Innovating, idea generating firms, drive urban growth.
Glaeser et al in their paper Did the Death of Distance Hurt Detroit and Help New York? advance the hypothesis that due to massive improvements in transportation and communication technology, which has, over a period of time reduced costs associated with transportation and transaction, the comparative advantage associated with distance has fallen – that distance as a primary source of economic advantage since the 1980’s has diminished. On the other hand, the authors argue that the propensity of the generation of ideas, and services, which help in innovating “more varieties of advanced goods”, has become an important source of the growth of cities. That New York, due to its vibrant financial service has not only been able to survive but also grow, and Detroit, which has been a traditional manufacturing centre, has, since 1980, declined, is an example of this theory.
The logic of the hypothesis lies in preferences: the authors assume that manufacturing firms need vast spaces of land more, unlike the innovative, or the idea generation sector, where the amount of real estate needed is relatively less. Additionally, the authors intuit that the gains that efficiency gains for innovative sector from the “innovative” sector is greater than that faced by traditional manufacturing firms. Therefore, since the 1980’s, due to improved communication and transportation technology, and due to increases in real estate prices in cities in the U.S, manufacturing firms left the city, either being replaced by “innovative firms” like New York, or being replaced by little else, like Detroit, causing a rather inert economy. Therefore, the advantage of agglomeration economies; of economic proximity, is more prominent in innovative firms.

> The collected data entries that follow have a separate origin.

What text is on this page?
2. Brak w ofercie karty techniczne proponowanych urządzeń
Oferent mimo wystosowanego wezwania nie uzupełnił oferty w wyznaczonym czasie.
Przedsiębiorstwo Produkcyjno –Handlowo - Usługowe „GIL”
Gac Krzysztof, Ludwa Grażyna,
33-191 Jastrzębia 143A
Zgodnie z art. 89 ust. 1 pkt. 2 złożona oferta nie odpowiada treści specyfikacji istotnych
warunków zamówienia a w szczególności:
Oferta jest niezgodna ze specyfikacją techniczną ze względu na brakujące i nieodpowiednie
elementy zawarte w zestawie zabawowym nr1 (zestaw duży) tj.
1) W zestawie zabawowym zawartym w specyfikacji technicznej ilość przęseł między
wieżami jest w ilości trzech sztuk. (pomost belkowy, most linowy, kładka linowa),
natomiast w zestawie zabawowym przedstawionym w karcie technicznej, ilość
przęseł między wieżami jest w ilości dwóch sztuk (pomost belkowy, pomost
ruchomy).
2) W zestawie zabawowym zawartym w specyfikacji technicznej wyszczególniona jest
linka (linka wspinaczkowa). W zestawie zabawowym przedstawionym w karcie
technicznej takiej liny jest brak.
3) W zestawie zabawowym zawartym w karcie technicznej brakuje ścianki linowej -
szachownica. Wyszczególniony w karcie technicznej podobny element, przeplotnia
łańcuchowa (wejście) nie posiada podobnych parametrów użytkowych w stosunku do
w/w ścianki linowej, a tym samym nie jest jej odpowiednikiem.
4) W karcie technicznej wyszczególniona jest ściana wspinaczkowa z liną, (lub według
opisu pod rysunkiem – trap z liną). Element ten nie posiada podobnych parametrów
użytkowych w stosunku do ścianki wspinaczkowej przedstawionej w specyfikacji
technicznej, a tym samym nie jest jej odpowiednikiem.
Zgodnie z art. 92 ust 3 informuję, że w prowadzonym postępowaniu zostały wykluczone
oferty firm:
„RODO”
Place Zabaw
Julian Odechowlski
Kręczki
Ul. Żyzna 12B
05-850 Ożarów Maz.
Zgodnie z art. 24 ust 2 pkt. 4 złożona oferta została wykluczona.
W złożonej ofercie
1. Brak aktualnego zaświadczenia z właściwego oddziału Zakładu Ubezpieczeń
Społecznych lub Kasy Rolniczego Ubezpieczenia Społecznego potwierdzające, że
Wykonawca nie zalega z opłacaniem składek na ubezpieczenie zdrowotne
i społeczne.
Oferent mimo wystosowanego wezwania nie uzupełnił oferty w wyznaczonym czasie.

Though so far the discussion has been restricted to New York and Detroit, but the authors empirically show that at a statistically significant level, taking 170 cities into consideration, that “successful cities are specialised in idea – producing industries”. It is shown that there is an “18 percent correlation between increases in patenting and increases in income between 1990 and 2000 is also significant, with a regression coefficient of .066 and a standard error of .015.” This means that if patenting increases by 1%, income has increased by 6.6% between 1990 and 2000 in the U.S.
What lessons can one draw from this? For the city of Bangalore, therefore, the policy idea we must draw from this experience of urban economic growth of North American cities is quite straightforward. To reap the benefits of agglomeration economics it is important to reduce the costs associated with transportation and communication, which means less road traffic, no call drops, efficient supply of basic public services like electricity and public transport, and more generally, better infrastructure to reduce transaction costs.